Once married, Bachelors inherit the right to continue hosting tables at the ball for two seasons. That's exactly what Megan and Hunt Williams, in their Western duds, and Camille and Robert Strub, a beefeater and his lady, were doing.

Chosen Few

Among the first to see the decorations were the Patronesses. They're the chosen few selected annually by the Bachelors. This year the honored were Mmes. Freeman Rogers Brant, George Crossman Brock, George Velore Caldwell (she recounted attending balls of yore and how her own parents, the late Lyman McFies, attended during the "Teens and Twenties" with Welborne's late grandparents, the Howard Schoders), Eversole, Stephen Everett Griffith, Anthony Eshman Liebig and William French Smith, the latter missed the ball because of her husband's flu.

A merry crowd dined on baked Alaska and watched a big top acrobatic show starring Valentina Wallenda. Some danced until 4 a.m. to Carney and singer Colleen Casey, among them Kitty and Buzz Bartholomew, Joan and Franklin Lane, Peter Neville and his fiancee Stephanie Hadfield, George Jagels Jr., John Kenyon Tenaglia.

Bob Hope, Andy Williams, Phyllis Diller, Nanette Fabrey, Richard Kaufman and his band and the International Children's Choir will make the House Ear Institute's benefit dinner March 11 at the Beverly Hilton ultra-successful.

For a second year, Mrs. Clement Hirsch heads the party, sponsored by the Associates, the support group founded in 1981 by Athalie Clarke. Co-chairman William F. Popejoy is getting corporate support. Last year Associates raised $1 million, $250,000 of it at their dinner. This year the event honors philanthropist George Page.

President Reagan has been invited. Said Lynn Hirsch, "He may attend. He's a patient of Dr. (Howard) House." House, developer of the cochlear implant, founded the institute 40 years ago; in 1956 he was joined by his brother, Dr.

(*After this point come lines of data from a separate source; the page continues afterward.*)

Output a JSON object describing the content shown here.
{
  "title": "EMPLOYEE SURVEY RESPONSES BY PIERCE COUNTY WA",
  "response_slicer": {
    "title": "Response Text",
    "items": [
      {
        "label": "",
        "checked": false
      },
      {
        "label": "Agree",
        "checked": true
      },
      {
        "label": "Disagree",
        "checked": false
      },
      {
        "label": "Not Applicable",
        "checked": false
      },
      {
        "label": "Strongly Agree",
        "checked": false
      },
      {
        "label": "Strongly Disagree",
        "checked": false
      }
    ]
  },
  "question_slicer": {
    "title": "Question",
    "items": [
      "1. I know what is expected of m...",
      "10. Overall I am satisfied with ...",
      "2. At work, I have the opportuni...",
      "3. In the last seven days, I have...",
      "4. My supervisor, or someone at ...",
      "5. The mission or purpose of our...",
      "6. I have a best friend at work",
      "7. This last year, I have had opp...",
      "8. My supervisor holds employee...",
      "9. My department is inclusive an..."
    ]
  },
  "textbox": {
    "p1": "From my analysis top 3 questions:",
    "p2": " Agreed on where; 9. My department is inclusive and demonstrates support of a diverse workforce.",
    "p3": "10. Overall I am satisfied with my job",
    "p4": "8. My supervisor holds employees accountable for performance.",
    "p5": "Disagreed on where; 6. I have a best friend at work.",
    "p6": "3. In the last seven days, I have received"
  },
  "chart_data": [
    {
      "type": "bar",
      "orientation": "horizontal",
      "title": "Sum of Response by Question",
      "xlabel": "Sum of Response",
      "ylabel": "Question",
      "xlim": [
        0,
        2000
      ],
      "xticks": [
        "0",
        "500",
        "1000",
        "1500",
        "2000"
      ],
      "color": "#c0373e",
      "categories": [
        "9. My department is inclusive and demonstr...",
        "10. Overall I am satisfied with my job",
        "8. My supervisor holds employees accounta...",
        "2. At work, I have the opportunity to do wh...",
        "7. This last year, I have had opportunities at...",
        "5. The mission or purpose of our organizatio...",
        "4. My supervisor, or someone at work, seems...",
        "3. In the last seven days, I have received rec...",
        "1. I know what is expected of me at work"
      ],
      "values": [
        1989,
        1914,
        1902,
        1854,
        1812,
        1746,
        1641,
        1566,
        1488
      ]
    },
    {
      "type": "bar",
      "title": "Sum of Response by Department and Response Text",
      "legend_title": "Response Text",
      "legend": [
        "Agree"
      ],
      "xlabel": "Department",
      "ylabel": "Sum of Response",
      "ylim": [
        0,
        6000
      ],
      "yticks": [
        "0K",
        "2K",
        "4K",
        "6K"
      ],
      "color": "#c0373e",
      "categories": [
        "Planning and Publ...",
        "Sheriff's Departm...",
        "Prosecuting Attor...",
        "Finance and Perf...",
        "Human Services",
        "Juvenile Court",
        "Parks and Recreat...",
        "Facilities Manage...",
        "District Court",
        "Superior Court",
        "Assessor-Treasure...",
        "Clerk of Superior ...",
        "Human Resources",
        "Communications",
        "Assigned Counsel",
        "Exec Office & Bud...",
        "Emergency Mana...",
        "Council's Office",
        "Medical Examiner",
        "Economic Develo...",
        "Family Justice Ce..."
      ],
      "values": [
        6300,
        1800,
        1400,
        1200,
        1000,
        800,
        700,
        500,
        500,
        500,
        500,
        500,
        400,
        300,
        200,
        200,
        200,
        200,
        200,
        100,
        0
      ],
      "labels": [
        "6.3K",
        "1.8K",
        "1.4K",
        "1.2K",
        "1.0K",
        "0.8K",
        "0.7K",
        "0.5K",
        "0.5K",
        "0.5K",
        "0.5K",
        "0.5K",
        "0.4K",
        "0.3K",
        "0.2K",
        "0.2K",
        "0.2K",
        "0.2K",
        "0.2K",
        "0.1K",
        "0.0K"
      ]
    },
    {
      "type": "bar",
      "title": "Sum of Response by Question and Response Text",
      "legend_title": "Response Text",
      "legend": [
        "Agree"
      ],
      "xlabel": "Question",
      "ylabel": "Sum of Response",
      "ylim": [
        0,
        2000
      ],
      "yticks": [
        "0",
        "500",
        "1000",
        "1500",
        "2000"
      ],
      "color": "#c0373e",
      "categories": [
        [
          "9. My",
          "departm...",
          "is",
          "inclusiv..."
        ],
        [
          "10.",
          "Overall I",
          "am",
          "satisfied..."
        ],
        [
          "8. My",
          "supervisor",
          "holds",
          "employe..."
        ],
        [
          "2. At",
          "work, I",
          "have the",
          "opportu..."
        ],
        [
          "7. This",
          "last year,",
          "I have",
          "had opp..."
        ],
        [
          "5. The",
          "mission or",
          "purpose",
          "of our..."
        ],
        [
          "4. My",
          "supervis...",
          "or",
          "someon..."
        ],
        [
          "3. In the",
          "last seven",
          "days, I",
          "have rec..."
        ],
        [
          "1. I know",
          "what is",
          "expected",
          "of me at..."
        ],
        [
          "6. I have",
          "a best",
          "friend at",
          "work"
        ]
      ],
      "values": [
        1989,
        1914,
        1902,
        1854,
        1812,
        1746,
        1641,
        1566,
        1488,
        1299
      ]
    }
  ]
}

William House, director of research.

Funds will go to projects for deaf children.

Associates president June (Mrs. William) House and past president Mrs. Drew Morthland are involved.

The Men's Dinner, that occasion at which 20 male supporters of Los Angeles Planned Parenthood Guild spend the day cooking with a restaurant chef--this year Roy Yamaguchi at 385 North--and then serve the feast to some 200 Patrons and Angels ($500/$1,000), is around the corner.

It's no amateur effort. The results are almost always edible, sometimes incredible. Steaven K. Jones Jr. is chairman and, in fact, has oversold the evening by 10%, expecting some last-minute attrition. Still there's a waiting list. It's a black-tie night for all but the chefs.